The Royal Netherlands Embassy

In recognition of the quality and effectiveness of their programmes, some Bangladeshi NGOs are now receiving funds direct from the Ministry through the Embassy. The major example is the BRAC Non-Formal Primary Education Programme, which is funded directly through the Embassy. There are also large-scale programmes in the health sector.

Another modality of direct funding is the involvement of some NGOs in the implementation of specific components of bilateral projects. The water sector is the major one in which this has occurred with Netherlands-Assisted Projects in Bangladesh. This type of cooperation is not always successful, largely because NGOs often have to accept project designs in which they have had no planning role. In certain instances, there may also be a perceived conflict of interest between the poor target group and the manner in which a project is being implemented.
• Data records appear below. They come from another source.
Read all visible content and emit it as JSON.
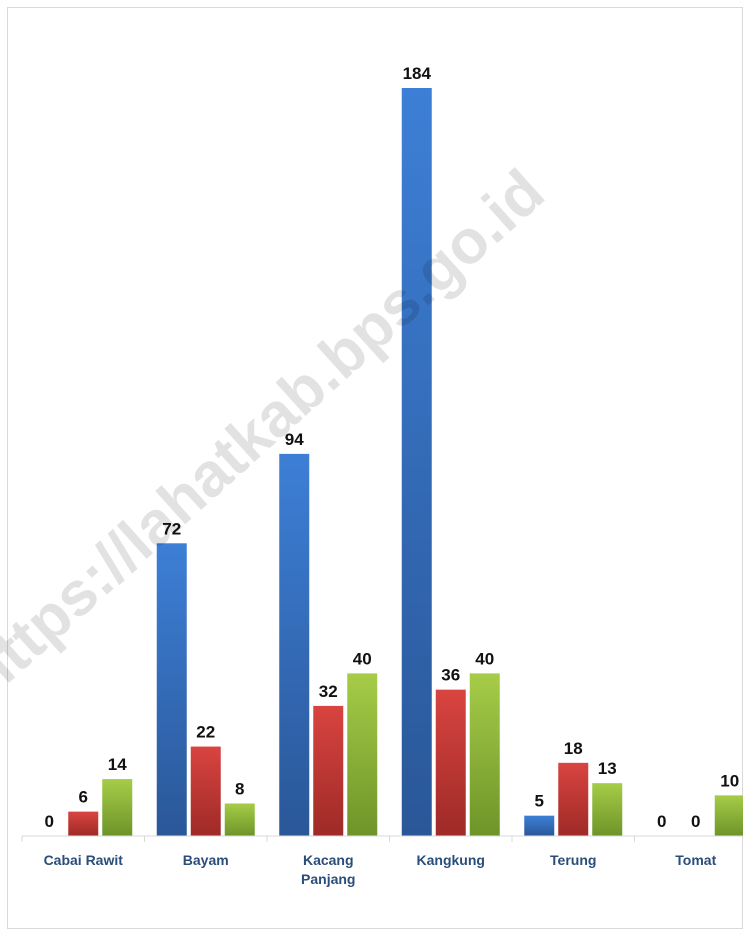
{
  "chart_data": {
    "type": "bar",
    "title": "",
    "xlabel": "",
    "ylabel": "",
    "ylim": [
      0,
      184
    ],
    "grid": false,
    "legend": "none",
    "categories": [
      "Cabai Rawit",
      "Bayam",
      "Kacang Panjang",
      "Kangkung",
      "Terung",
      "Tomat"
    ],
    "series": [
      {
        "values": [
          0,
          72,
          94,
          184,
          5,
          0
        ],
        "color_top": "#3d7fd6",
        "color_bottom": "#2a5798"
      },
      {
        "values": [
          6,
          22,
          32,
          36,
          18,
          0
        ],
        "color_top": "#d94440",
        "color_bottom": "#9e2a27"
      },
      {
        "values": [
          14,
          8,
          40,
          40,
          13,
          10
        ],
        "color_top": "#a6cc48",
        "color_bottom": "#6e9429"
      }
    ],
    "annotations": {
      "watermark": "https://lahatkab.bps.go.id"
    }
  }
}
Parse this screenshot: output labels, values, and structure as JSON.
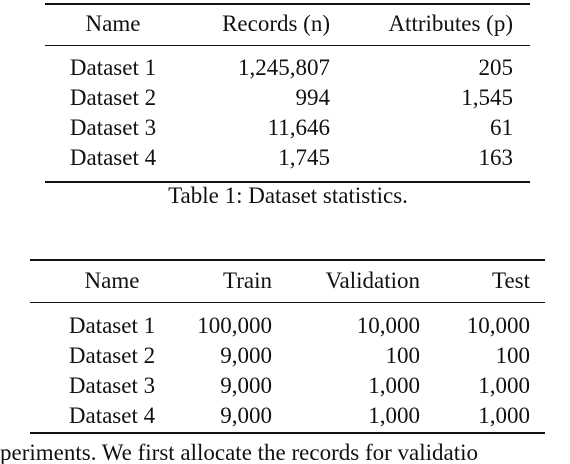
{
  "table1": {
    "header": [
      "Name",
      "Records (n)",
      "Attributes (p)"
    ],
    "rows": [
      [
        "Dataset 1",
        "1,245,807",
        "205"
      ],
      [
        "Dataset 2",
        "994",
        "1,545"
      ],
      [
        "Dataset 3",
        "11,646",
        "61"
      ],
      [
        "Dataset 4",
        "1,745",
        "163"
      ]
    ],
    "caption": "Table 1: Dataset statistics."
  },
  "table2": {
    "header": [
      "Name",
      "Train",
      "Validation",
      "Test"
    ],
    "rows": [
      [
        "Dataset 1",
        "100,000",
        "10,000",
        "10,000"
      ],
      [
        "Dataset 2",
        "9,000",
        "100",
        "100"
      ],
      [
        "Dataset 3",
        "9,000",
        "1,000",
        "1,000"
      ],
      [
        "Dataset 4",
        "9,000",
        "1,000",
        "1,000"
      ]
    ]
  },
  "body_text": "periments. We first allocate the records for validatio"
}
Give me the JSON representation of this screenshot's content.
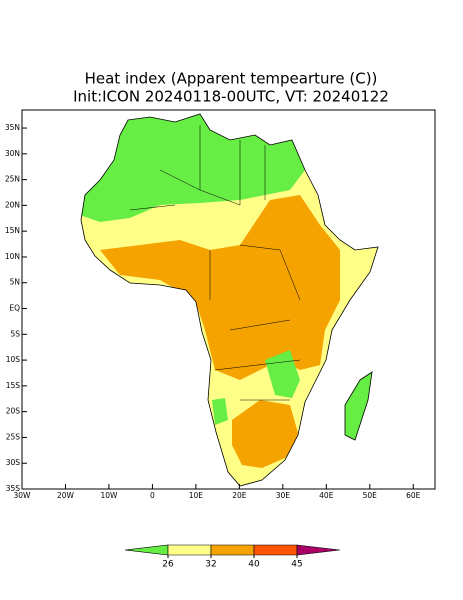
{
  "title": "Heat index (Apparent tempearture (C))",
  "subtitle": "Init:ICON 20240118-00UTC, VT: 20240122",
  "map": {
    "xlim": [
      -30,
      65
    ],
    "ylim": [
      -35,
      38.5
    ],
    "xticks": [
      {
        "value": -30,
        "label": "30W"
      },
      {
        "value": -20,
        "label": "20W"
      },
      {
        "value": -10,
        "label": "10W"
      },
      0,
      {
        "value": 10,
        "label": "10E"
      },
      {
        "value": 20,
        "label": "20E"
      },
      {
        "value": 30,
        "label": "30E"
      },
      {
        "value": 40,
        "label": "40E"
      },
      {
        "value": 50,
        "label": "50E"
      },
      {
        "value": 60,
        "label": "60E"
      }
    ],
    "yticks": [
      {
        "value": 35,
        "label": "35N"
      },
      {
        "value": 30,
        "label": "30N"
      },
      {
        "value": 25,
        "label": "25N"
      },
      {
        "value": 20,
        "label": "20N"
      },
      {
        "value": 15,
        "label": "15N"
      },
      {
        "value": 10,
        "label": "10N"
      },
      {
        "value": 5,
        "label": "5N"
      },
      {
        "value": 0,
        "label": "EQ"
      },
      {
        "value": -5,
        "label": "5S"
      },
      {
        "value": -10,
        "label": "10S"
      },
      {
        "value": -15,
        "label": "15S"
      },
      {
        "value": -20,
        "label": "20S"
      },
      {
        "value": -25,
        "label": "25S"
      },
      {
        "value": -30,
        "label": "30S"
      },
      {
        "value": -35,
        "label": "35S"
      }
    ]
  },
  "colorbar": {
    "colors": [
      "#66ee44",
      "#ffff88",
      "#f5a300",
      "#ff5500",
      "#aa0066"
    ],
    "ticks": [
      26,
      32,
      40,
      45
    ]
  }
}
The Embassy also has an Embassy Small Fund and a Women´s Fund at its disposal. These are used flexibly, notably to support women´s projects and activities in the water sector.

The posting of additional sector specialists has intensified the communication between the Embassy and the NGOs, and the Embassy is increasingly taking the initiative to involve NGOs in the implementation of bilateral programmes.

To date, NGOs have a mixed reaction to this increasing involvement. Some note that, although Embassy staff are locally-based, they often appear to have such substantial workloads that they are unable to visit the field for any meaningful period of time. Furthermore, they observe that Embassy specialists have a rapid turnover (mostly within 3 to 5 years) and that relatively little experience and knowledge is passed from one incumbent to the next.

The NGOs therefore often encounter a discontinuous and sometimes contradictory relationship with Embassy specialists, which they compare unfavourably with the long term, mutually supportive and cumulative relationship established with their CFA partners.

However, some smaller NGOs indicated that they have been offered more assistance in such areas as training and accountancy from the Embassy than is available to them from CFAs.